Screenshot of Rashtriya Swayamsevak Sangh(RSS)-affiliated Swadeshi Jagran Manch (SJM).
Screenshot of Rashtriya Swayamsevak Sangh(RSS)-affiliated Swadeshi Jagran Manch (SJM).

RSS-affiliate Swadeshi Jagran Manch wants local alternatives to packaged food to tackle child malnutrition

The SJM has accused that the multilateral bodies, including the World Bank and UNICEF, have been advocating the ready to use therapeutic foods to serve their vested interests.

NEW DELHI: RSS affiliate Swadeshi Jagran Manch (SJM) has sought local solutions in place of packaged food to deal with the issue of malnutrition among children. The SJM has accused that the multilateral bodies, including the World Bank and UNICEF, have been advocating the ready to use therapeutic foods to serve their vested interests.

“As far as international data is concerned, several experts and research bodies have questioned the evidence for the routine use of ready to use therapeutic foods for severe acute malnutrition (SAM). India cannot afford to allow this dangerous trend to come in and tear apart its food system. It is no doubt very expensive also and not sustainable,” the SJM convenor Ashwani Mahajan has written in a letter to the Union Minister for Women and Child development Maneka Gandhi.

He stated that “to recent media report, Maharashtra has floated a Rs 100 Crore plan to tackle malnutrition in rural areas with packed food to be given to each child three times a day for 72 days at cost of Rs 25 per packet. It comes to Rs 75 per day.

We, therefore, request you to frame a clear policy to guide the states on most sustainable and local solutions, which are indigenous, economical and culturally relevant,” said Mahajan.

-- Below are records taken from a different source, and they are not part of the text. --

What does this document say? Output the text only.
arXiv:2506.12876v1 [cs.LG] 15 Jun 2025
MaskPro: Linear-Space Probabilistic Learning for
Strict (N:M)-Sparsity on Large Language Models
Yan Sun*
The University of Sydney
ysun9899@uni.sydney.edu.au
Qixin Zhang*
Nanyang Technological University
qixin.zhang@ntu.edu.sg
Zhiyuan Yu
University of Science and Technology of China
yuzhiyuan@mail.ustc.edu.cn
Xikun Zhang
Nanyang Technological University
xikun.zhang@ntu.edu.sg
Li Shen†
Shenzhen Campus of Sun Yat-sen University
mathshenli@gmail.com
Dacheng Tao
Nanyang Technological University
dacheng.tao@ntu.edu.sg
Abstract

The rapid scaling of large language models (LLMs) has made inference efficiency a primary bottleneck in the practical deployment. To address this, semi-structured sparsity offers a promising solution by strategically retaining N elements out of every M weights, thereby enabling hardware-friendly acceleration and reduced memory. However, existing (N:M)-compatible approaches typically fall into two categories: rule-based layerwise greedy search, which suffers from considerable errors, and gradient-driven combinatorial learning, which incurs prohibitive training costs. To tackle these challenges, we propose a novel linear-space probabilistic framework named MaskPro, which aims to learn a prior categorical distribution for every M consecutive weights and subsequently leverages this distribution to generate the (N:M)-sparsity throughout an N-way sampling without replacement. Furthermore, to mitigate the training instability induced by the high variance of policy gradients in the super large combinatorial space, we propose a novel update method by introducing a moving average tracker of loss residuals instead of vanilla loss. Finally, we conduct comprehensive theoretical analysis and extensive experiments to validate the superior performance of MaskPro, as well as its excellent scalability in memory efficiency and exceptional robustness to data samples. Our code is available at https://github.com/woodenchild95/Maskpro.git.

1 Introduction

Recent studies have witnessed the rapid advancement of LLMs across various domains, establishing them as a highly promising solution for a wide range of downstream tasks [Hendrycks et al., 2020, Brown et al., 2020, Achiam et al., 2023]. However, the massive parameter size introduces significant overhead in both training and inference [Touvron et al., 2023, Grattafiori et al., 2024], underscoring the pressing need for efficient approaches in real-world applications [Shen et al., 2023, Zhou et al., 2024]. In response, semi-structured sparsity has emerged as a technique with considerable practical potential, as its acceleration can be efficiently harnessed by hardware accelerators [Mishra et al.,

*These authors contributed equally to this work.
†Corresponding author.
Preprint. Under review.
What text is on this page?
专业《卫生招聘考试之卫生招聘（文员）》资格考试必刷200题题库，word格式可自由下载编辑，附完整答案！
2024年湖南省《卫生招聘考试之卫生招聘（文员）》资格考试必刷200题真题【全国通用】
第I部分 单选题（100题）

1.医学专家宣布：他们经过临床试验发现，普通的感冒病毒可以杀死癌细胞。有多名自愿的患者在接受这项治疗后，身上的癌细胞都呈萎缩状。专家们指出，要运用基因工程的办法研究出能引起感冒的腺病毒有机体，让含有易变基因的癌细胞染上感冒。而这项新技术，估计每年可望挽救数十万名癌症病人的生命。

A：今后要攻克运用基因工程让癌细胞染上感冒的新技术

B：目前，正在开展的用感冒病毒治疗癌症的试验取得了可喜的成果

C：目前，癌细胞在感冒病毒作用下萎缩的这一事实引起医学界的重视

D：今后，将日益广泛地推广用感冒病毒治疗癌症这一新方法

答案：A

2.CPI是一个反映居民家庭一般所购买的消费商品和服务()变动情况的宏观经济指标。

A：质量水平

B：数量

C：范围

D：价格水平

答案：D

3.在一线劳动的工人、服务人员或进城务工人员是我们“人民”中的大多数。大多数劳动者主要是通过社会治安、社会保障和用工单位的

He noted that more than 44 million children under the age five remain chronically undernourished in India. “This is a grave situation and its negative impact is often irreversible. The National Family Health Survey (NFHS-4) data on child feeding and nutrition shows stunting is 38.4 per cent, underweight is 35.7 per cent, and severely wasted is 7.5 per cent. India is currently reducing child under-nutrition at the rate of one per cent per year which is not a satisfactory pace at all,” added Mahajan.